Генералы повторяли всё то же самое. Они терпели бесчисленные комитеты, потому что не успевали ничего им противопоставить, потому что хаос нельзя подпитывать внутренней грызнёй и потому что солдаты души не чаяли в Твирине, а горожане — в графе. Но сколь наивным нужно быть, чтобы полагать, будто теперь, когда всё улеглось, генералы смиренно примут тот клочок, что выделило им Бюро Патентов, а на большее не позарятся? Бюро Патентов предложило им заложить фундамент новой, всероссийской армии, и они были согласны стать таким фундаментом, но это не отнимало у них приверженности родному городу.

И желания хоть где-нибудь да главенствовать полностью.

Про Бюро Патентов Гныщевич уточнил. Ответ вышел предсказуемым: те заглядываются на всю страну, и им в целом всё равно, кому отдать Петерберг. Более того, расщедрился на сплетни Йорб, идея одного-единственного градоуправца с самого начала вызывала у Бюро Патентов сомнения, и они остановились на ней второпях, только лишь из-за доверия графу. В отсутствие графа они наверняка поприветствуют быструю отмену этой неудобной должности.

«Parfait! Говорите, сами хотите править, ни перед кем не отчитываться, — просюсюкал Гныщевич, — а уже в четыре голоса на хэра Ройша ссылаетесь».

На сей раз обратно в подвал его закинули пинком.

Гныщевича это вполне устраивало. Генералы не потащат его больше к себе, пока ему не поплохеет окончательно. Это даёт немного времени и развязывает руки. Par métaphore.

Руки следовало как можно скорее развязать без метафор, но единственным острым предметом в подвале были собственные гныщевичевские шпоры — разумеется, декоративные и незаточенные. Почему с него забыли снять шпоры? Probablement они слишком крепко слились в сознании людей со светлым образом самого Гныщевича и обернулись частью тела.
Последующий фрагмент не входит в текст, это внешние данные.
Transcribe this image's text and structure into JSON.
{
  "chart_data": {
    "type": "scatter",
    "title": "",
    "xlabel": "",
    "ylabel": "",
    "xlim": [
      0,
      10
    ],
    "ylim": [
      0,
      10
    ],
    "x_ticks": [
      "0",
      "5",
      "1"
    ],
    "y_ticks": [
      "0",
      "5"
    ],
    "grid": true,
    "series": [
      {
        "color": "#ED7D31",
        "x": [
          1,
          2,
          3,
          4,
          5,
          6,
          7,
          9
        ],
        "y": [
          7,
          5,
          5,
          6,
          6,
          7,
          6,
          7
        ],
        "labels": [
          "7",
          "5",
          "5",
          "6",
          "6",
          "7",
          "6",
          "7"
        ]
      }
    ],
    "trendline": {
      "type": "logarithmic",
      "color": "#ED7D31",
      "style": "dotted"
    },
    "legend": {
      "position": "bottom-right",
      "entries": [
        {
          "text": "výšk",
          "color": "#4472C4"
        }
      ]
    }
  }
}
Или генералы просто не сыскали другой обуви по его изящной и хрупкой ножке. А почему не оставили босым?

Обо всём этом Гныщевич думал, заплетшись в узел и ожесточённо елозя путами по правой шпоре (по правой — потому что так плечо меньше болело). Колёсико шпоры прокручивалось, приходилось на него буквально усаживаться, прижимая к полу. Любопытно, что зад оно кололо, а вот истирать верёвку не спешило.

Ещё Гныщевич думал о том, что Временный Расстрельный Комитет заключённых в столь паршивых условиях никогда не держал. Probablement. Хэру Штерцу полагались книги, а мсье Армавю вон даже сыскал себе Непроизносимый Путь. Но и к заключённым попроще отношение было милосерднее — когда начались первые аресты, Гныщевичу нередко доводилось заглядывать в камеры. Правда, он там не слишком задерживался. Пёс его знает — может, в свободное от допросов время заключённых тоже не кормили да не поили.

Связывали Гныщевича не очень туго, поскольку надолго (а для подписания указа, о котором мечтали генералы, ему б не помешали живые пальчики). Он был уверен, что это не иллюзия: прошло куда больше часа, прежде чем верёвка — не лопнула, конечно, но ослабла в достаточной мере, чтобы, подцепив её всё той же шпорой и ссаживая себе кожу, одну из петель удалось стащить. Остальное — дело техники.